Music is a trait of culture. Culture being diverse there are no one set of musical standards which will elicit the same emotional response universally in people in a multicultural society. This is much in the simular method that microexpressions do not work catholicly.

Through a series of studies, Paul Ekman found a high agreement across members of diverse Western and Eastern literate cultures on selecting emotional labels that fit facial expressions. Expressions he found to be universal included those indicating anger, disgust, fear, happiness, sadness, and surprise. Findings on contempt are less clear, though there is at least some preliminary evidence that this emotion and its expression are universally recognized.

Ekman and Friesen then demonstrated that certain emotions were exhibited with very specific display rules, culture-specific prescriptions about who can show which emotions to whom and when. These display rules could explain how cultural differences may conceal the universal effect of expression.

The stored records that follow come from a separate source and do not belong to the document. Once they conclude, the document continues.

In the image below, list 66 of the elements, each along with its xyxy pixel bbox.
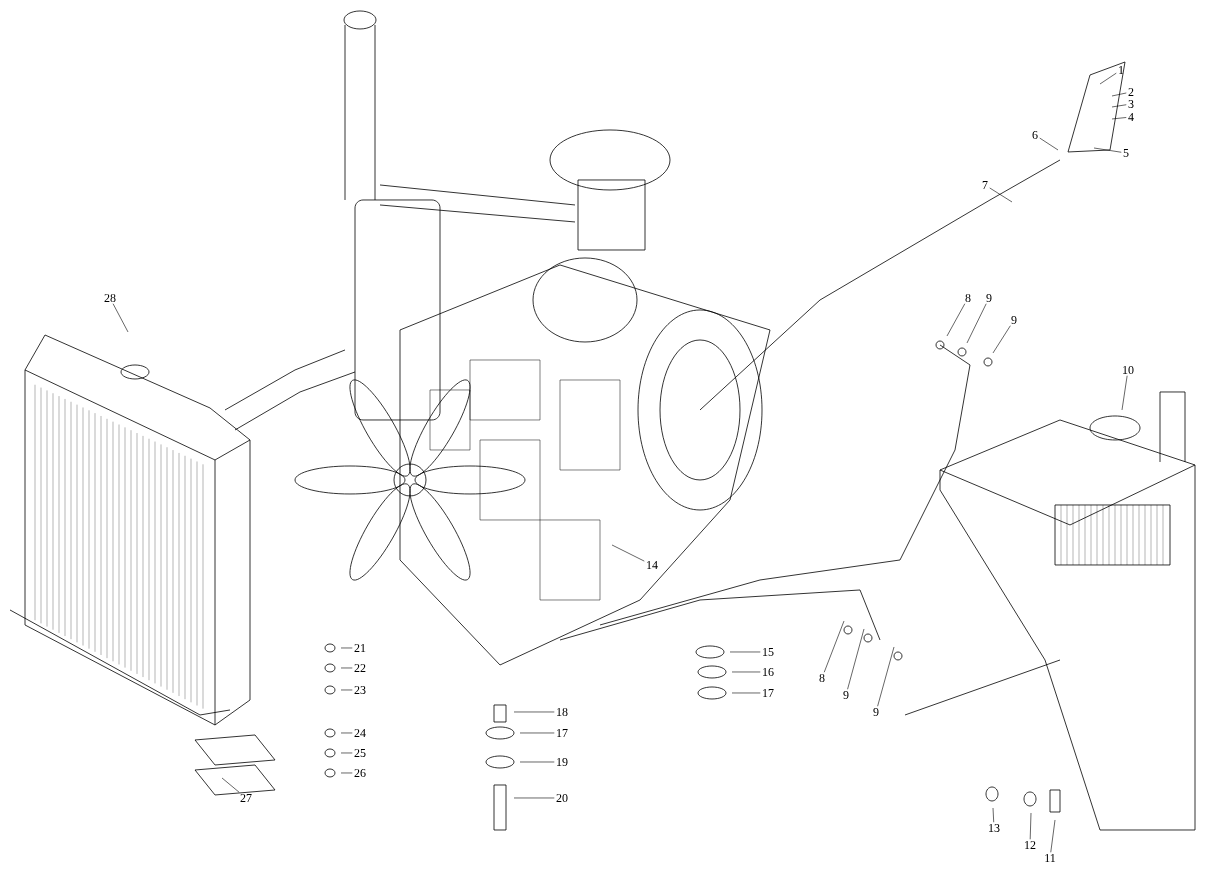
callout-number: 28 xyxy=(104,293,116,303)
callout-number: 20 xyxy=(556,793,568,803)
leader-line xyxy=(1099,72,1117,85)
leader-line xyxy=(989,187,1013,203)
callout-number: 9 xyxy=(986,293,992,302)
callout-number: 5 xyxy=(1123,149,1129,157)
leader-line xyxy=(1121,375,1128,411)
callout-number: 14 xyxy=(647,561,658,569)
leader-line xyxy=(1050,819,1056,853)
leader-line xyxy=(847,628,865,690)
leader-line xyxy=(340,752,353,754)
callout-number: 1 xyxy=(1119,66,1124,74)
callout-number: 23 xyxy=(354,685,366,694)
callout-number: 12 xyxy=(1025,841,1036,849)
callout-number: 17 xyxy=(763,689,774,697)
callout-number: 25 xyxy=(354,748,366,757)
callout-number: 9 xyxy=(1011,315,1017,324)
callout-number: 8 xyxy=(965,293,971,303)
leader-line xyxy=(519,761,555,763)
callout-number: 11 xyxy=(1045,854,1056,862)
callout-number: 6 xyxy=(1032,130,1038,139)
leader-line xyxy=(877,646,895,707)
leader-line xyxy=(946,303,966,337)
leader-line xyxy=(992,325,1011,354)
callout-number: 10 xyxy=(1123,365,1134,375)
callout-number: 9 xyxy=(873,707,879,716)
callout-number: 13 xyxy=(989,823,1000,832)
leader-line xyxy=(1093,147,1122,153)
callout-number: 4 xyxy=(1128,113,1134,121)
callout-number: 3 xyxy=(1128,99,1134,108)
callout-number: 26 xyxy=(354,768,366,777)
callout-number: 22 xyxy=(354,664,366,672)
leader-line xyxy=(1111,92,1127,97)
callout-number: 27 xyxy=(240,794,252,802)
callout-number: 16 xyxy=(763,667,774,676)
leader-line xyxy=(1029,812,1032,840)
leader-line xyxy=(340,732,353,734)
leader-line xyxy=(823,620,845,673)
leader-line xyxy=(729,651,761,653)
leader-line xyxy=(731,692,761,694)
leader-line xyxy=(513,711,555,713)
leader-line xyxy=(611,544,645,562)
leader-line xyxy=(221,777,240,793)
callout-number: 21 xyxy=(354,644,366,652)
leader-line xyxy=(340,689,353,691)
leader-line xyxy=(1111,104,1127,108)
leader-line xyxy=(519,732,555,734)
callout-number: 18 xyxy=(557,707,568,717)
leader-line xyxy=(340,667,353,669)
callout-number: 9 xyxy=(843,690,849,699)
callout-number: 19 xyxy=(557,757,568,766)
callout-number: 24 xyxy=(354,729,366,737)
leader-line xyxy=(992,807,994,823)
callout-number: 15 xyxy=(763,647,774,656)
leader-line xyxy=(112,303,129,333)
leader-line xyxy=(513,797,555,799)
leader-line xyxy=(966,303,987,344)
callout-number: 2 xyxy=(1128,88,1134,96)
leader-line xyxy=(340,647,353,649)
leader-line xyxy=(340,772,353,774)
leader-line xyxy=(1111,117,1127,120)
callout-number: 7 xyxy=(982,181,988,189)
callout-number: 17 xyxy=(557,729,568,737)
leader-line xyxy=(731,671,761,673)
leader-line xyxy=(1039,137,1059,151)
callout-number: 8 xyxy=(819,673,825,683)
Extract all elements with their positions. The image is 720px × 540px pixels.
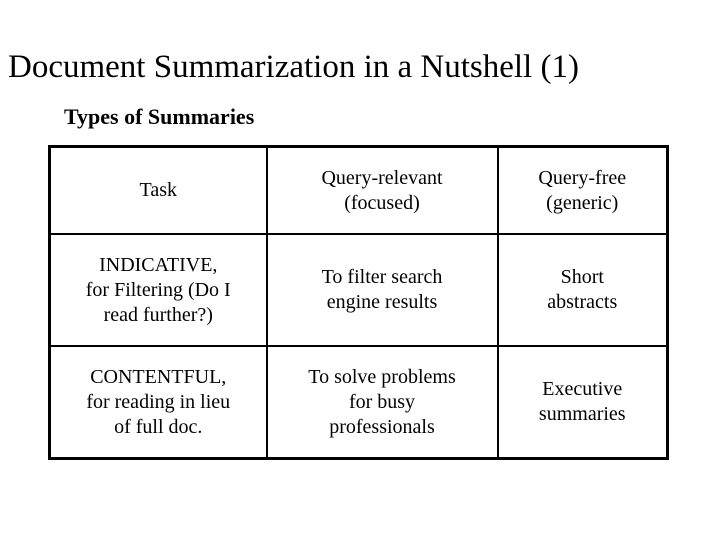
- cell-line: To filter search: [321, 266, 443, 288]
- cell-line: for busy: [348, 390, 416, 413]
- column-header-task: Task: [48, 145, 268, 235]
- cell-line: for reading in lieu: [86, 390, 231, 413]
- cell-query-free-indicative: Short abstracts: [496, 233, 669, 347]
- cell-line: summaries: [538, 403, 626, 425]
- cell-line: engine results: [326, 291, 438, 313]
- column-header-query-free-line1: Query-free: [538, 166, 627, 189]
- column-header-task-label: Task: [139, 179, 177, 201]
- table-row: INDICATIVE, for Filtering (Do I read fur…: [48, 233, 669, 347]
- cell-line: Short: [560, 266, 604, 288]
- column-header-query-free-line2: (generic): [546, 191, 619, 214]
- column-header-query-relevant: Query-relevant (focused): [265, 145, 499, 235]
- cell-line: of full doc.: [114, 415, 203, 438]
- cell-line: CONTENTFUL,: [90, 365, 227, 388]
- section-heading: Types of Summaries: [64, 104, 255, 129]
- table-row: CONTENTFUL, for reading in lieu of full …: [48, 345, 669, 460]
- cell-line: professionals: [329, 415, 435, 438]
- cell-task-indicative: INDICATIVE, for Filtering (Do I read fur…: [48, 233, 268, 347]
- cell-line: abstracts: [547, 291, 618, 313]
- table-header: Task Query-relevant (focused) Query-free…: [48, 145, 669, 235]
- cell-line: To solve problems: [308, 365, 456, 388]
- cell-line: Executive: [542, 378, 623, 400]
- cell-query-relevant-contentful: To solve problems for busy professionals: [265, 345, 499, 460]
- cell-query-free-contentful: Executive summaries: [496, 345, 669, 460]
- cell-line: for Filtering (Do I: [85, 278, 231, 301]
- cell-line: INDICATIVE,: [99, 253, 218, 276]
- column-header-query-relevant-line2: (focused): [344, 191, 420, 214]
- summary-types-table: Task Query-relevant (focused) Query-free…: [48, 145, 669, 460]
- table-body: INDICATIVE, for Filtering (Do I read fur…: [48, 233, 669, 460]
- cell-line: read further?): [103, 303, 213, 326]
- column-header-query-free: Query-free (generic): [496, 145, 669, 235]
- column-header-query-relevant-line1: Query-relevant: [321, 166, 443, 189]
- table-header-row: Task Query-relevant (focused) Query-free…: [48, 145, 669, 235]
- cell-query-relevant-indicative: To filter search engine results: [265, 233, 499, 347]
- cell-task-contentful: CONTENTFUL, for reading in lieu of full …: [48, 345, 268, 460]
- page-title: Document Summarization in a Nutshell (1): [8, 49, 579, 85]
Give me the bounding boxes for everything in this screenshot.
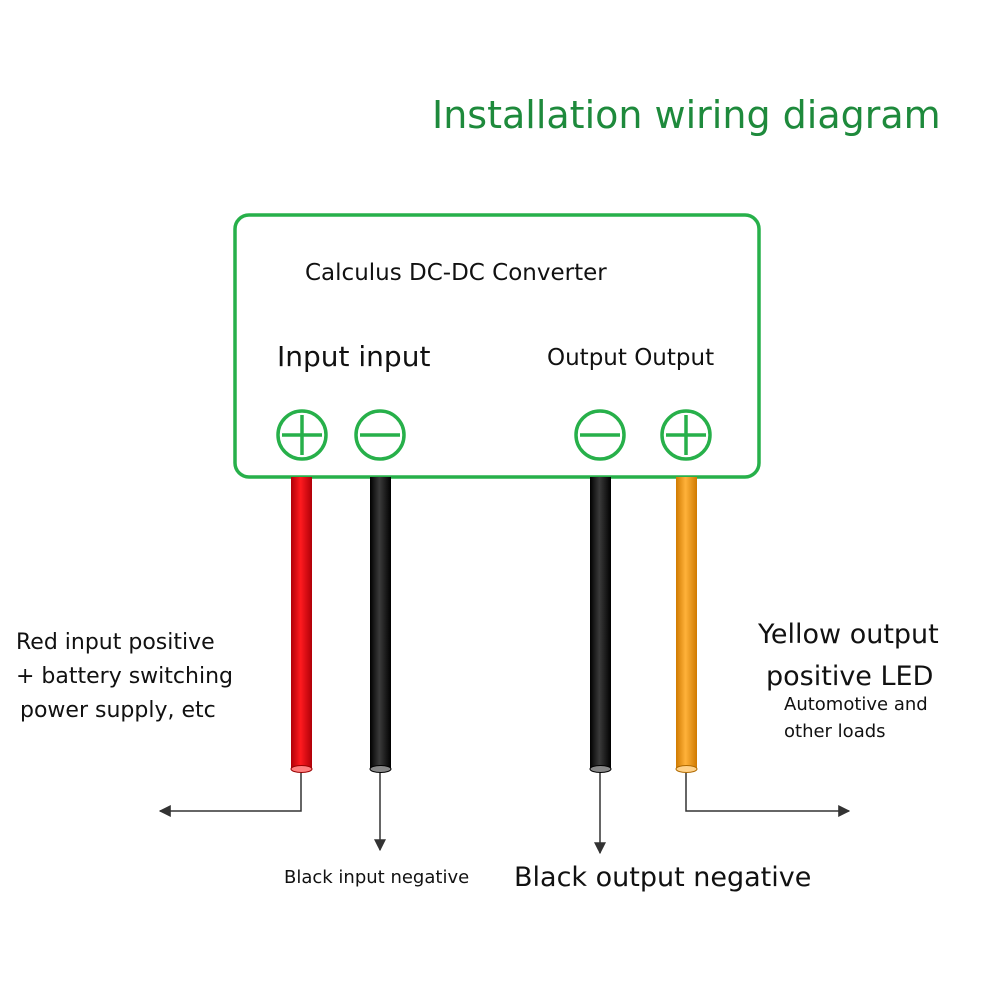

-wikipedia microexpression

Moreover culture is fluid and changes many times during our life. We experience culture changes through the outlined process of culture shock when we move to different locations. We develop in our cultural skill based on psychology as well. Desires for autonomy (being an individual) and conformity (being part of a larger group) change as we age. At one point in my life I would have despised Please Don't Go by Mike Poser. It would have elicited absolute revolution from me but now it is one of my favorite songs. As my norms change so did the way music affects me.

Researchers at Cambridge University have identified five broad categories of musical taste during a person's life.

They believe humans use music to experiment with identity and define themselves and then as a social vehicle to establish a group and find a mate, before using it to express their intellect, status and greater emotional understanding.

The study suggests that unless people take the Who's advice and die before they get old, their taste in music will probably change to meet their social and psychological needs.

Researchers said the study, published in the journal of Personality and Social Psychology, is the first to 'comprehensively document' the ways people engage with music 'from adolescence to middle age'.

-Rock of Ages: Taste in music DOES change over a lifetime - and even punk-loving teens will listen to classical music in middle age

-The do re mi's of everyday life: The structure and personality correlates of music preferences.